Wednesday, January 27, 2010

SOTU impressions

I'm not sure I have that much to add to what others have already said about the president's speech.  Personally, I was impressed.  In some ways, that seems easy -- Obama rarely fails to deliver when a good speech is needed, and the SOTU environment is a pretty easy one to thrive in.  But my expectations had been lowered in the past two weeks by the White House's absurd over-reaction to Scott Brown's win in Massachusetts and by pre-speech hype which all focused on a bizarre spending freeze.  Obama more than met my lowered expectations; he actually delivered what was one of the better SOTUs I've seen.  I'd also add that this one was unusually fun to watch.  There was a lot of back and forth with the Congress.  The audience was lively, even occasionally abrasive, and Obama actually seemed to be having fun with it.
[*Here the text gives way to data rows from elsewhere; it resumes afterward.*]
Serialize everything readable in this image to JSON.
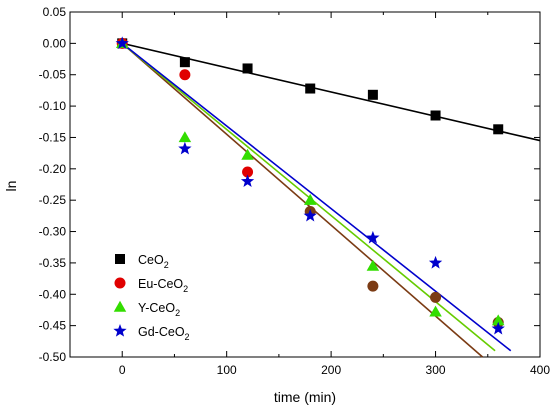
{
  "chart_data": {
    "type": "scatter",
    "xlabel": "time  (min)",
    "ylabel": "ln",
    "xlim": [
      -50,
      400
    ],
    "ylim": [
      -0.5,
      0.05
    ],
    "x_ticks": [
      0,
      100,
      200,
      300,
      400
    ],
    "y_ticks": [
      0.05,
      0.0,
      -0.05,
      -0.1,
      -0.15,
      -0.2,
      -0.25,
      -0.3,
      -0.35,
      -0.4,
      -0.45,
      -0.5
    ],
    "y_tick_labels": [
      "0.05",
      "0.00",
      "-0.05",
      "-0.10",
      "-0.15",
      "-0.20",
      "-0.25",
      "-0.30",
      "-0.35",
      "-0.40",
      "-0.45",
      "-0.50"
    ],
    "x": [
      0,
      60,
      120,
      180,
      240,
      300,
      360
    ],
    "legend_position": "bottom-left",
    "series": [
      {
        "key": "ceo2",
        "name_main": "CeO",
        "name_sub": "2",
        "name_tail": "",
        "marker": "square",
        "color": "#000000",
        "line_color": "#000000",
        "values": [
          0.0,
          -0.03,
          -0.04,
          -0.072,
          -0.082,
          -0.115,
          -0.137
        ],
        "fit": {
          "x": [
            0,
            400
          ],
          "y": [
            0.0,
            -0.155
          ]
        }
      },
      {
        "key": "eu",
        "name_main": "Eu-CeO",
        "name_sub": "2",
        "name_tail": "",
        "marker": "circle",
        "color": "#e00000",
        "later_color": "#7b3b14",
        "line_color": "#7b3b14",
        "values": [
          0.0,
          -0.05,
          -0.205,
          -0.268,
          -0.387,
          -0.405,
          -0.445
        ],
        "fit": {
          "x": [
            0,
            345
          ],
          "y": [
            0.0,
            -0.5
          ]
        }
      },
      {
        "key": "y",
        "name_main": "Y-CeO",
        "name_sub": "2",
        "name_tail": "",
        "marker": "triangle",
        "color": "#33dd00",
        "line_color": "#66cc00",
        "values": [
          0.0,
          -0.15,
          -0.178,
          -0.25,
          -0.355,
          -0.428,
          -0.442
        ],
        "fit": {
          "x": [
            0,
            357
          ],
          "y": [
            0.0,
            -0.49
          ]
        }
      },
      {
        "key": "gd",
        "name_main": "Gd-CeO",
        "name_sub": "2",
        "name_tail": "",
        "marker": "star",
        "color": "#0000cc",
        "line_color": "#0000cc",
        "values": [
          0.0,
          -0.168,
          -0.22,
          -0.275,
          -0.31,
          -0.35,
          -0.455
        ],
        "fit": {
          "x": [
            0,
            372
          ],
          "y": [
            0.0,
            -0.49
          ]
        }
      }
    ]
  }
}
A few things stood out for me, mainly on the rhetorical side.  One was the lengthy, somber beginning, in which he went on for several minutes without an applause line explaining the causes and persistence of our economic woes.  Presidents are supposed to say that the state of the union is sound, even when it's not.  I was bothered when Bush opened his 2002 address by saying "the state of our union has never been stronger," even while we were mired in recession and war and while crews were still picking pieces of two of the world's tallest buildings out of a hole in lower Manhattan.  So I appreciated the departure from tradition here.  It seemed appropriate and useful.

And the closing of the speech was incredibly strong.  I liked this line:
Democracy in a nation of three hundred million people can be noisy and messy and complicated. And when you try to do big things and make big changes, it stirs passions and controversy. That’s just how it is.
I've been annoyed when politicians -- Obama included -- describe partisanship as something akin to bad manners, as though there weren't sincere policy beliefs behind it.  Tonight, Obama said that partisanship is something to be expected.  It's supposed to be this way.  He didn't quite say it, but it's a sign of a healthy democracy.

1 comment:

Dusty Baker said...

well said, smotus.

let's see how these next days and weeks pan out. the last 1/4 of the speech was brilliant and will hopefully help change the tone for now (i'm not naive enough to think the tone in washington, to use a trite phrase, can ever actually be changed) as the majority grapples with where it goes with health insurance reform and other domestic priorities.